How ‘nudges’ control your behavior

This post is also available in Dutch.

The Netherlands is a free country: We do exactly what we want, or do we? If you look closely, you’ll start to see the ways in which your decisions are being manipulated every day.

The website of Booking.com influences your buying decisions in many ways, which is an example of ‘nudging’. Screenshot taken on 10 July 2017.

I recently took a plane from Schiphol airport. Right before departure I visited the restroom at the gate, and noticed something many men will recognize: the urinals contained a sticker of a fly. Some Googling revealed that this little sticker has led to a decrease of nearly 10% in cleaning costs of the bathrooms, because suddenly men began aiming properly. Clever!

Nudge
The fly in the urinal is a prime example of a ‘nudge’, a little push used by designers of public spaces, shops and websites to influence visitors’ behavior. In recent years, especially since the book Nudge by behavioral economists Richard Thaler & Cass Sunstein, there has been much debate about this type of behavioral influence.

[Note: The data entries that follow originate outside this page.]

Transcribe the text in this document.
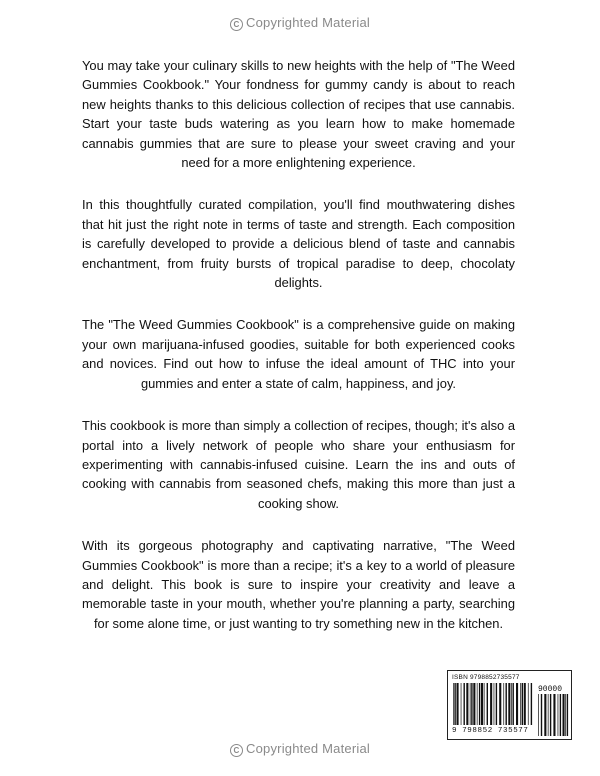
C Copyrighted Material

You may take your culinary skills to new heights with the help of "The Weed Gummies Cookbook." Your fondness for gummy candy is about to reach new heights thanks to this delicious collection of recipes that use cannabis. Start your taste buds watering as you learn how to make homemade cannabis gummies that are sure to please your sweet craving and your need for a more enlightening experience.

In this thoughtfully curated compilation, you'll find mouthwatering dishes that hit just the right note in terms of taste and strength. Each composition is carefully developed to provide a delicious blend of taste and cannabis enchantment, from fruity bursts of tropical paradise to deep, chocolaty delights.

The "The Weed Gummies Cookbook" is a comprehensive guide on making your own marijuana-infused goodies, suitable for both experienced cooks and novices. Find out how to infuse the ideal amount of THC into your gummies and enter a state of calm, happiness, and joy.

This cookbook is more than simply a collection of recipes, though; it's also a portal into a lively network of people who share your enthusiasm for experimenting with cannabis-infused cuisine. Learn the ins and outs of cooking with cannabis from seasoned chefs, making this more than just a cooking show.

With its gorgeous photography and captivating narrative, "The Weed Gummies Cookbook" is more than a recipe; it's a key to a world of pleasure and delight. This book is sure to inspire your creativity and leave a memorable taste in your mouth, whether you're planning a party, searching for some alone time, or just wanting to try something new in the kitchen.

ISBN 9798852735577
90000
9 798852 735577
C Copyrighted Material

Some people are excited about nudging, since they can be applied towards positive goals. The lunch venues at Google are one example: here fruit is placed at eye level, while candy bars require you to bend down to grab them. In this way the company induces healthier diets in its employees. But nudges can also lead to less beneficial choices. Think of a child in the supermarket: the colorful candy wrappers are almost impossible to resist.

Power
It is often unclear whether a particular nudge will lead to better or worse decisions. Still, many people do not like the idea of undergoing external influence, since this actually implies a reduction in the power to determine your own future.

A good example of this shift in power can be found in Uber and Lyft taxi drivers. In these app-based systems, the drivers themselves decide which customers they pick up, but they are nonetheless submitted to nudging. Uber and Lyft send clever messages to drivers, such as: ‘You’re $10 away from making $330 in net earnings. Are you sure you want to go offline?’ or ‘If you go offline now, you’ll miss out on $25.’

Economics research has shown that people are highly sensitive to these kinds of messages. Focusing on concrete goals and losses, instead of profits, is a strong motivator. Of course it is normal for an employer to motivate their employees, but what if a tired driver is successfully persuaded to start another ride against his will? This might lead to dangerous situations. Moreover, a transfer of power from employee to employer is often a bad sign, especially for drivers who do not enjoy much legal protection to begin with.

Think critically
Whether nudges are good or bad on the whole is a difficult philosophical question. In any case, nudges make us think about the nature of our decisions. Choices do not just originate from sincere motives, but also from our mental state and objects in our environment.

Still not convinced? Then take a good look around you, for example when booking a trip on Booking.com (see image above), ask yourself: who is calling the shots here?